La lecture qui annone n’est point la lecture. A ce pénible effort d'épeler, l'attention s'endort.

Comme le disait Alain :

<< ils lisent comme on bêche: une motte de terre après l'autre et tout l'esprit est au tranchant de la pelle.>>

Analphabétisme :

Situation de personnes qui n'ont jamais eu l'occasion d'apprendre le code.

Ce taux se situe autour de 1% analphabètes aujourd'hui en France et en Europe du Nord ; il y a 150 ans il était de 40%

Son taux varie autour de 3% en Italie ; de 5% en Espagne, en Grèce de 15% au Portugal de 56 % au Maroc 80% en Haïti

Illettrisme :

C’est la situation de la personne anciennement scolarisée mais qui ne maîtrise plus suffisamment l'écrit face aux exigences minimales requises dans la vie sociale, culturelle et personnelle.

Une étude faite depuis 1990 ....chez les garçons de 18 ans ayant été scolarisés relève que :

3 % ont des difficultés devant des mots

4% sont limités à la phrase

12% sont capables de tirer quelques informations d'un document.

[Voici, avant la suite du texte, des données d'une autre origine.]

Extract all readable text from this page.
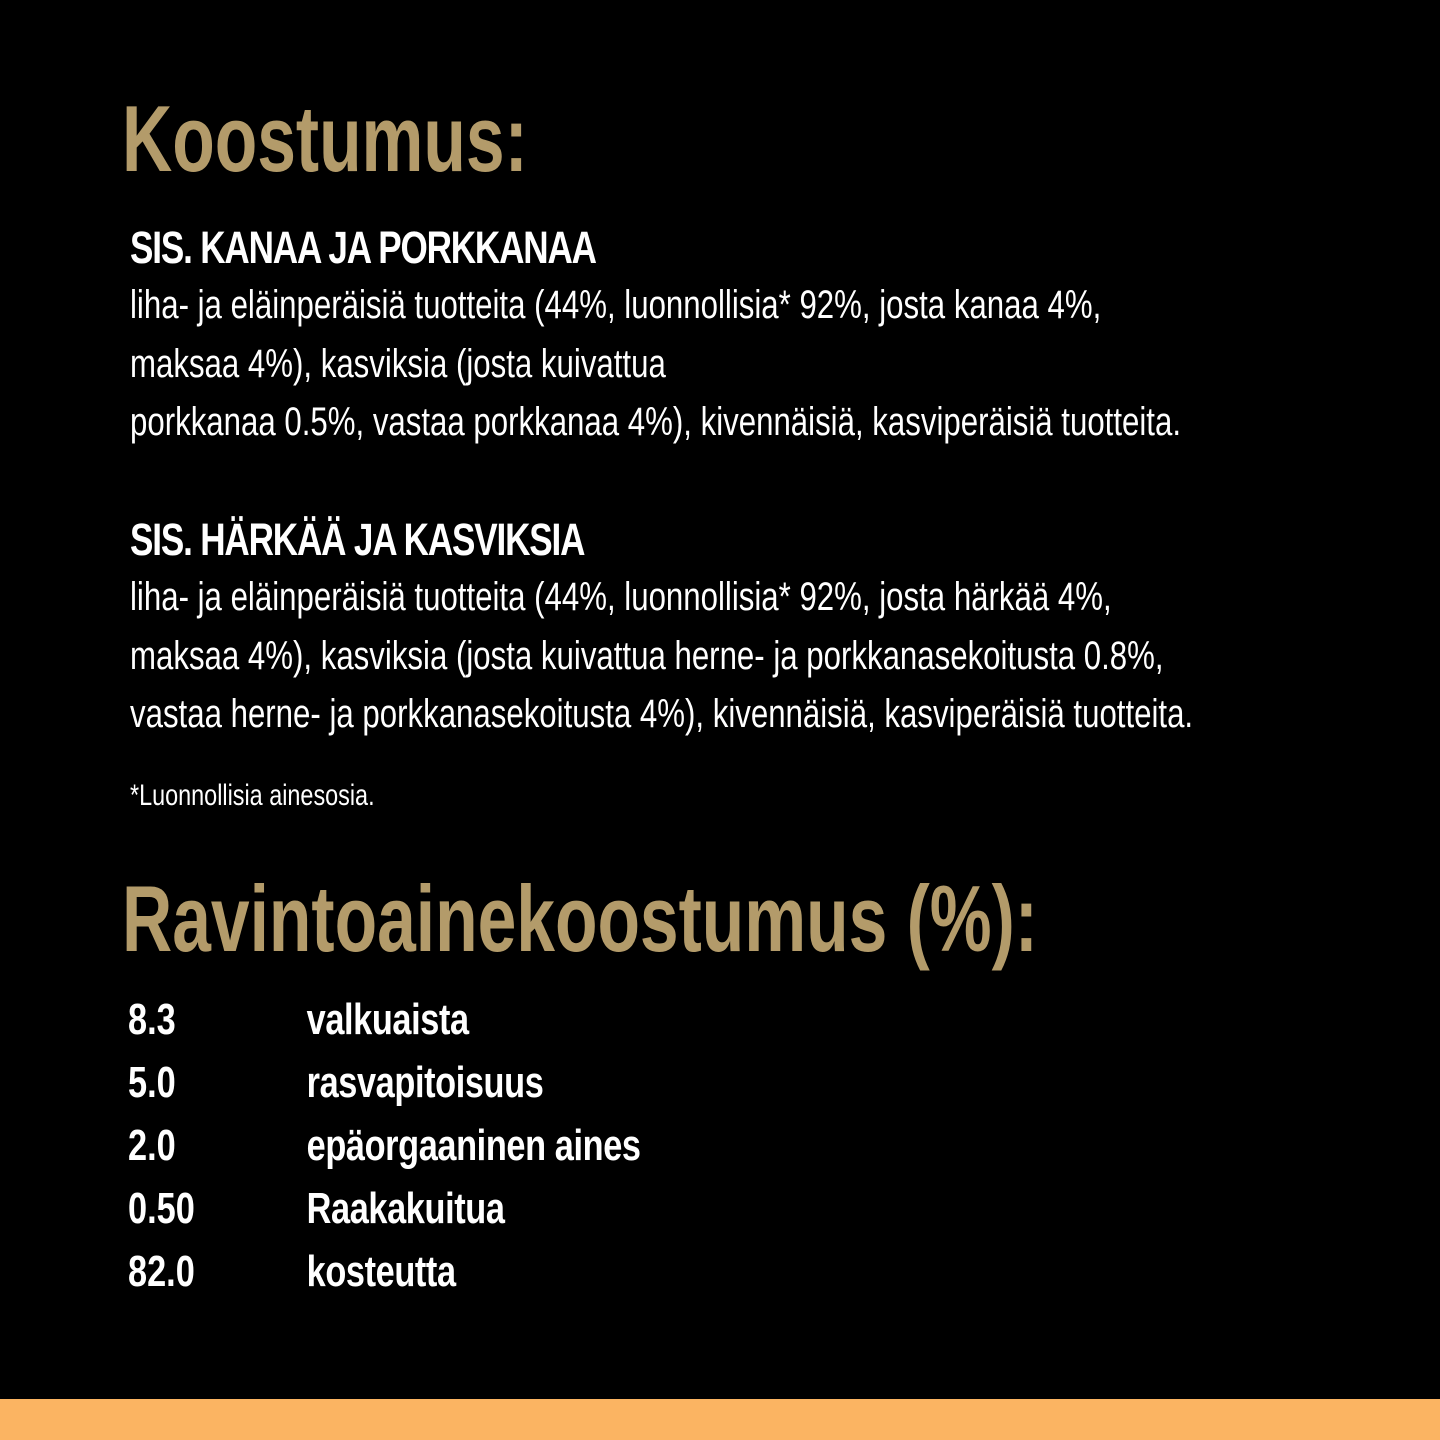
Koostumus:
SIS. KANAA JA PORKKANAA

liha- ja eläinperäisiä tuotteita (44%, luonnollisia* 92%, josta kanaa 4%,

maksaa 4%), kasviksia (josta kuivattua

porkkanaa 0.5%, vastaa porkkanaa 4%), kivennäisiä, kasviperäisiä tuotteita.

SIS. HÄRKÄÄ JA KASVIKSIA

liha- ja eläinperäisiä tuotteita (44%, luonnollisia* 92%, josta härkää 4%,

maksaa 4%), kasviksia (josta kuivattua herne- ja porkkanasekoitusta 0.8%,

vastaa herne- ja porkkanasekoitusta 4%), kivennäisiä, kasviperäisiä tuotteita.

*Luonnollisia ainesosia.

Ravintoainekoostumus (%):
8.3	valkuaista
5.0	rasvapitoisuus
2.0	epäorgaaninen aines
0.50	Raakakuitua
82.0	kosteutta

Seul 80 % sont capables de lire un texte de façon approfondie

L’illettrisme européen se situe au environ de 10 %. Aux U.S.A. d’après des études 90 millions d'américains éprouvent des difficultés à utiliser leurs connaissances en lecture et écriture dans des activités de vie courante.

Désalphabétisation :

C’est la situation d’une personne oubliant progressivement les bases de la lecture et de l'écriture qui mènent à l'illettrisme.

Derniers chiffres et cela sera terminé ! :

90 % des enfants en échec scolaire ont fait un mauvais CP

Il y aurait plus de 8 % de dyslexiques dans la population scolaire;

35 % des RMISTES sont démunis devant la lecture.

Dyslexie :

C’est un dysfonctionnement cérébral ou psychique ayant des répercussions sur l'écriture et l'emploi du langage, notamment chez les enfants, et conduisant à une inversion des données.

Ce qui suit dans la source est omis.